DOJ Supports Ohio's Efforts to Clean Voter Rolls
In a welcome change from the Obama Justice Department's opposition to states' efforts to protect the integrity of their elections, the Trump Department of Justice filed an amicus brief with the Supreme Court earlier this week in support of Ohio's process of removing inactive voters from the voter registration rolls:
Ohio and several other States have long used a registrant’s failure to vote for a specified period of years as
grounds for sending an address-verification notice under 52 U.S.C. 20507(d)(2). That practice does not violate the NVRA.
A. It is undisputed that Section 20507(d) itself does
not restrict the grounds on which States may send
address-verification notices. Instead, the court of ap-
peals held that sending notices based on nonvoting violates Section 20507(b)(2)’s prohibition on removing a
registrant “by reason of the person’s failure to vote.”
That is not the best reading of Section 20507(b)(2) as
originally enacted, and it is foreclosed by the clarifying
clause that Congress added in HAVA. . . .
C. The NVRA’s history and purpose reinforce the
conclusion that States may send Section 20507(d)(2) notices based on nonvoting. Before the NVRA, most
States removed registrants who had failed to vote for
specified periods. Most of those States notified registrants and allowed them to avoid removal or re-register,
but the notice procedures could be burdensome—and a
few States failed to provide any notice at all.

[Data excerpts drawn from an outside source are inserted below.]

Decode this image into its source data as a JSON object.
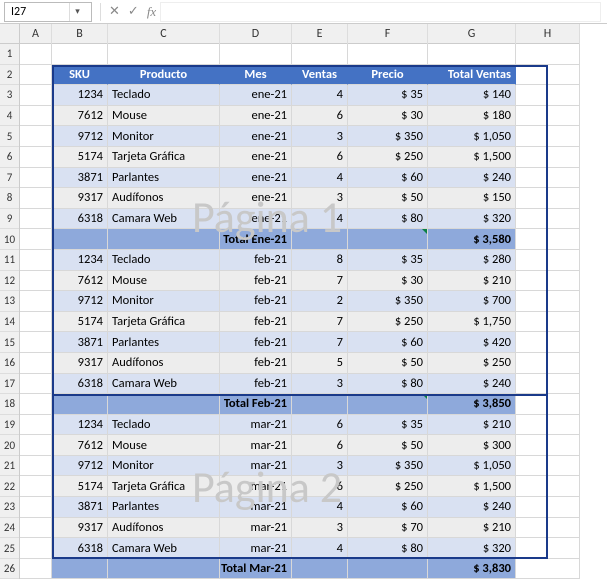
{
  "namebox": {
    "ref": "I27"
  },
  "fx": {
    "cancel": "✕",
    "confirm": "✓",
    "fx": "fx"
  },
  "columns": [
    "A",
    "B",
    "C",
    "D",
    "E",
    "F",
    "G",
    "H"
  ],
  "row_numbers": [
    1,
    2,
    3,
    4,
    5,
    6,
    7,
    8,
    9,
    10,
    11,
    12,
    13,
    14,
    15,
    16,
    17,
    18,
    19,
    20,
    21,
    22,
    23,
    24,
    25,
    26
  ],
  "headers": {
    "sku": "SKU",
    "producto": "Producto",
    "mes": "Mes",
    "ventas": "Ventas",
    "precio": "Precio",
    "total": "Total Ventas"
  },
  "data": [
    {
      "sku": "1234",
      "prod": "Teclado",
      "mes": "ene-21",
      "ventas": "4",
      "precio": "$ 35",
      "total": "$ 140"
    },
    {
      "sku": "7612",
      "prod": "Mouse",
      "mes": "ene-21",
      "ventas": "6",
      "precio": "$ 30",
      "total": "$ 180"
    },
    {
      "sku": "9712",
      "prod": "Monitor",
      "mes": "ene-21",
      "ventas": "3",
      "precio": "$ 350",
      "total": "$ 1,050"
    },
    {
      "sku": "5174",
      "prod": "Tarjeta Gráfica",
      "mes": "ene-21",
      "ventas": "6",
      "precio": "$ 250",
      "total": "$ 1,500"
    },
    {
      "sku": "3871",
      "prod": "Parlantes",
      "mes": "ene-21",
      "ventas": "4",
      "precio": "$ 60",
      "total": "$ 240"
    },
    {
      "sku": "9317",
      "prod": "Audífonos",
      "mes": "ene-21",
      "ventas": "3",
      "precio": "$ 50",
      "total": "$ 150"
    },
    {
      "sku": "6318",
      "prod": "Camara Web",
      "mes": "ene-21",
      "ventas": "4",
      "precio": "$ 80",
      "total": "$ 320"
    }
  ],
  "sub1": {
    "label": "Total Ene-21",
    "total": "$ 3,580"
  },
  "data2": [
    {
      "sku": "1234",
      "prod": "Teclado",
      "mes": "feb-21",
      "ventas": "8",
      "precio": "$ 35",
      "total": "$ 280"
    },
    {
      "sku": "7612",
      "prod": "Mouse",
      "mes": "feb-21",
      "ventas": "7",
      "precio": "$ 30",
      "total": "$ 210"
    },
    {
      "sku": "9712",
      "prod": "Monitor",
      "mes": "feb-21",
      "ventas": "2",
      "precio": "$ 350",
      "total": "$ 700"
    },
    {
      "sku": "5174",
      "prod": "Tarjeta Gráfica",
      "mes": "feb-21",
      "ventas": "7",
      "precio": "$ 250",
      "total": "$ 1,750"
    },
    {
      "sku": "3871",
      "prod": "Parlantes",
      "mes": "feb-21",
      "ventas": "7",
      "precio": "$ 60",
      "total": "$ 420"
    },
    {
      "sku": "9317",
      "prod": "Audífonos",
      "mes": "feb-21",
      "ventas": "5",
      "precio": "$ 50",
      "total": "$ 250"
    },
    {
      "sku": "6318",
      "prod": "Camara Web",
      "mes": "feb-21",
      "ventas": "3",
      "precio": "$ 80",
      "total": "$ 240"
    }
  ],
  "sub2": {
    "label": "Total Feb-21",
    "total": "$ 3,850"
  },
  "data3": [
    {
      "sku": "1234",
      "prod": "Teclado",
      "mes": "mar-21",
      "ventas": "6",
      "precio": "$ 35",
      "total": "$ 210"
    },
    {
      "sku": "7612",
      "prod": "Mouse",
      "mes": "mar-21",
      "ventas": "6",
      "precio": "$ 50",
      "total": "$ 300"
    },
    {
      "sku": "9712",
      "prod": "Monitor",
      "mes": "mar-21",
      "ventas": "3",
      "precio": "$ 350",
      "total": "$ 1,050"
    },
    {
      "sku": "5174",
      "prod": "Tarjeta Gráfica",
      "mes": "mar-21",
      "ventas": "6",
      "precio": "$ 250",
      "total": "$ 1,500"
    },
    {
      "sku": "3871",
      "prod": "Parlantes",
      "mes": "mar-21",
      "ventas": "4",
      "precio": "$ 60",
      "total": "$ 240"
    },
    {
      "sku": "9317",
      "prod": "Audífonos",
      "mes": "mar-21",
      "ventas": "3",
      "precio": "$ 70",
      "total": "$ 210"
    },
    {
      "sku": "6318",
      "prod": "Camara Web",
      "mes": "mar-21",
      "ventas": "4",
      "precio": "$ 80",
      "total": "$ 320"
    }
  ],
  "sub3": {
    "label": "Total Mar-21",
    "total": "$ 3,830"
  },
  "watermarks": {
    "p1": "Página 1",
    "p2": "Página 2"
  }
}
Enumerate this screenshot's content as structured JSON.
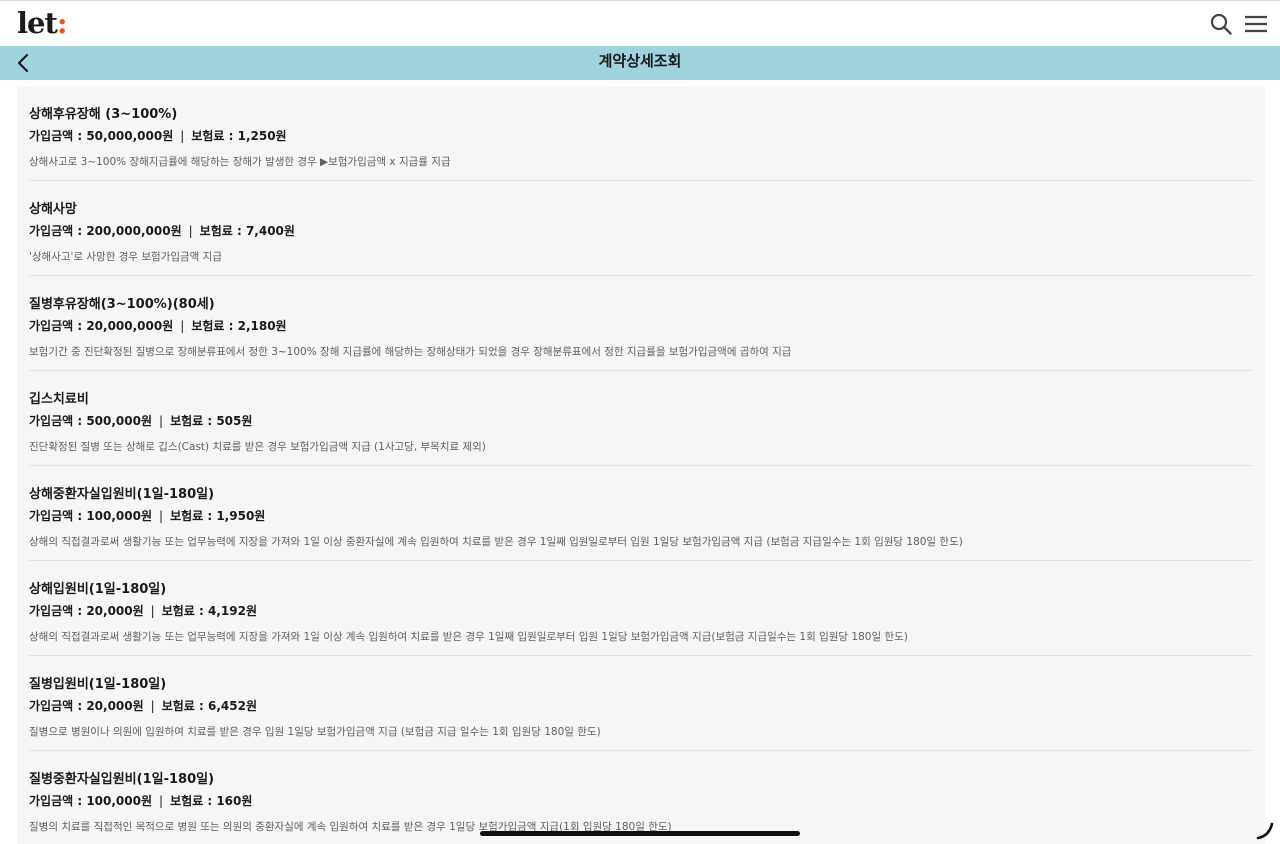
{
  "header": {
    "logo_text": "let",
    "logo_colon": ":"
  },
  "subheader": {
    "title": "계약상세조회"
  },
  "items": [
    {
      "title": "상해후유장해 (3~100%)",
      "amount_text": "가입금액 : 50,000,000원",
      "separator": "|",
      "premium_text": "보험료 : 1,250원",
      "description": "상해사고로 3~100% 장해지급률에 해당하는 장해가 발생한 경우 ▶보험가입금액 x 지급률 지급"
    },
    {
      "title": "상해사망",
      "amount_text": "가입금액 : 200,000,000원",
      "separator": "|",
      "premium_text": "보험료 : 7,400원",
      "description": "'상해사고'로 사망한 경우 보험가입금액 지급"
    },
    {
      "title": "질병후유장해(3~100%)(80세)",
      "amount_text": "가입금액 : 20,000,000원",
      "separator": "|",
      "premium_text": "보험료 : 2,180원",
      "description": "보험기간 중 진단확정된 질병으로 장해분류표에서 정한 3~100% 장해 지급률에 해당하는 장해상태가 되었을 경우 장해분류표에서 정한 지급률을 보험가입금액에 곱하여 지급"
    },
    {
      "title": "깁스치료비",
      "amount_text": "가입금액 : 500,000원",
      "separator": "|",
      "premium_text": "보험료 : 505원",
      "description": "진단확정된 질병 또는 상해로 깁스(Cast) 치료를 받은 경우 보험가입금액 지급 (1사고당, 부목치료 제외)"
    },
    {
      "title": "상해중환자실입원비(1일-180일)",
      "amount_text": "가입금액 : 100,000원",
      "separator": "|",
      "premium_text": "보험료 : 1,950원",
      "description": "상해의 직접결과로써 생활기능 또는 업무능력에 지장을 가져와 1일 이상 중환자실에 계속 입원하여 치료를 받은 경우 1일째 입원일로부터 입원 1일당 보험가입금액 지급 (보험금 지급일수는 1회 입원당 180일 한도)"
    },
    {
      "title": "상해입원비(1일-180일)",
      "amount_text": "가입금액 : 20,000원",
      "separator": "|",
      "premium_text": "보험료 : 4,192원",
      "description": "상해의 직접결과로써 생활기능 또는 업무능력에 지장을 가져와 1일 이상 계속 입원하여 치료를 받은 경우 1일째 입원일로부터 입원 1일당 보험가입금액 지급(보험금 지급일수는 1회 입원당 180일 한도)"
    },
    {
      "title": "질병입원비(1일-180일)",
      "amount_text": "가입금액 : 20,000원",
      "separator": "|",
      "premium_text": "보험료 : 6,452원",
      "description": "질병으로 병원이나 의원에 입원하여 치료를 받은 경우 입원 1일당 보험가입금액 지급 (보험금 지급 일수는 1회 입원당 180일 한도)"
    },
    {
      "title": "질병중환자실입원비(1일-180일)",
      "amount_text": "가입금액 : 100,000원",
      "separator": "|",
      "premium_text": "보험료 : 160원",
      "description": "질병의 치료를 직접적인 목적으로 병원 또는 의원의 중환자실에 계속 입원하여 치료를 받은 경우 1일당 보험가입금액 지급(1회 입원당 180일 한도)"
    }
  ],
  "icons": {
    "search": "search-icon",
    "menu": "hamburger-menu-icon",
    "back": "chevron-left-icon",
    "resize": "resize-handle-icon"
  },
  "colors": {
    "subheader_bg": "#9fd3de",
    "logo_colon": "#e5532d",
    "content_bg": "#f6f6f6"
  }
}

The NVRA
eliminated the practice of removing nonvoters without
notice and required States to use more protective notice
procedures. But the legislative history indicates that
Congress did not require States to abandon entirely the
widespread practice of treating nonvoting as an indication that a registrant may have become ineligible.
Allowing States to send Section 20507(d)(2) notices
based on nonvoting is also consistent with Congress’s
objective of ensuring accurate voter rolls while leaving
the States substantial flexibility. Ohio and other States
have determined that the most appropriate way to
maintain accurate voting lists is to use nonvoting as an
indication that a registrant may have moved, and to
seek to verify the registrant’s continued residence using the procedure in Section 20507(d). Under the flexible
structure Congress adopted in the NVRA and clarified
in HAVA, that judgment is left to the States.
The new attorneys at the Department of Justice are doing excellent work evaluating the law and reversing the politicized positions of the Obama DOJ when necessary. It is imperative the Senate swiftly confirm Trump's DOJ nominees so that this important work can continue.